Say “So long” to family-friendliness and common decency: This is the playoffs—there’s no time for indifference. Washington isn’t as rough around the edges as Baltimore, but at the Orioles’ first two home playoff games in 15 years, there were plenty of explicit chants, wasted fans, and booing. And trust me, you don’t want it any other way. It creates a college-football-like atmosphere—so come ready to stand. No yelling “Down in front” here: Most of the crowd will (or should) be standing during any critical moments. Stand and cheer with them.

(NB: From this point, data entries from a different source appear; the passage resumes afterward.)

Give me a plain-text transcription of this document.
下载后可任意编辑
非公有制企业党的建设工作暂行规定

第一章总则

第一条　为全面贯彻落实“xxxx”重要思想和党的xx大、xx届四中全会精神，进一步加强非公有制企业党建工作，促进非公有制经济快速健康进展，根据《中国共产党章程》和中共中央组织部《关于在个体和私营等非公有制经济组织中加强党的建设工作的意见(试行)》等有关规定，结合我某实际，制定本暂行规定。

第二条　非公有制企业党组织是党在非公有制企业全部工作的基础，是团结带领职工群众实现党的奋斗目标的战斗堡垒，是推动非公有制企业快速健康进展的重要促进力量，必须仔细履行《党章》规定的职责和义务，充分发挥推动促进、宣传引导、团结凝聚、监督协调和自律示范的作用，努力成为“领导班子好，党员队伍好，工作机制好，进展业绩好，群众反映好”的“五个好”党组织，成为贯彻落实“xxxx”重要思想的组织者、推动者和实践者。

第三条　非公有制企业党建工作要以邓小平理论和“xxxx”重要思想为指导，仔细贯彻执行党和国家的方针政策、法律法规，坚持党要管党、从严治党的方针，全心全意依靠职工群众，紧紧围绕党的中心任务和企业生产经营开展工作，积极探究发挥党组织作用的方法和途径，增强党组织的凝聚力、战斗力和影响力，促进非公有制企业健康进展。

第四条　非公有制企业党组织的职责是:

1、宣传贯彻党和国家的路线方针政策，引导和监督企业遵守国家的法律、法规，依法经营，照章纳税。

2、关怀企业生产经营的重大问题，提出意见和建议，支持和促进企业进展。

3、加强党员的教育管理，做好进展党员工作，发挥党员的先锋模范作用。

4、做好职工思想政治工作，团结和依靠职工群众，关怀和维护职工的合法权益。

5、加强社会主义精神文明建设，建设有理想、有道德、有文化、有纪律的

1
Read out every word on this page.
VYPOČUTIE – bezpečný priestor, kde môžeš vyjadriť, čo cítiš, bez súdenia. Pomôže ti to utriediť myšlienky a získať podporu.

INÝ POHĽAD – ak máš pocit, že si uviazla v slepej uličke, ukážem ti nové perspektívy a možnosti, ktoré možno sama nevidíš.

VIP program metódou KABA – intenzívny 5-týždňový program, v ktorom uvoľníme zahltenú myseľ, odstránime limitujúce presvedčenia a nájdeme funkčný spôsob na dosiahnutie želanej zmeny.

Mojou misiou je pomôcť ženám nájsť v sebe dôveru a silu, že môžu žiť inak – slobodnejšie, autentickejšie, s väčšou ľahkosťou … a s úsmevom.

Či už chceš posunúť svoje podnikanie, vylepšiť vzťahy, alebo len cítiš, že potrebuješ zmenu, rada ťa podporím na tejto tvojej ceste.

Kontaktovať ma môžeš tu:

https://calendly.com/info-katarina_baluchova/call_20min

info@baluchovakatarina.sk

Time to do your best true fan impression: That means no starting the wave or leaving early. And try to get there by first pitch. No suits and ties. Wear your Nats garb. Scream as loud as you can. High-five and hug strangers when Bryce Harper does something incredible or Jackson gets an inning-ending strikeout with runners in scoring position. And though important, the winner of the Presidents Race is still secondary to the winner of the game.

Lines galore: The concession lines at Nats Park can get to be unbearable during a run-of-the-mill weekday game. With all of the games sold out, an extra couple thousand standing-room-only tickets sold, and the special occasionness of the whole thing leading people to booze a bit more than usual, expect to stand in line FOREVER for the beer and bathroom lines. And don’t even think about Shake Shack.

Have a blast: This is what we’ve been waiting so long for. This is why baseball came to DC. Enjoy the ride and proudly show your Natitude.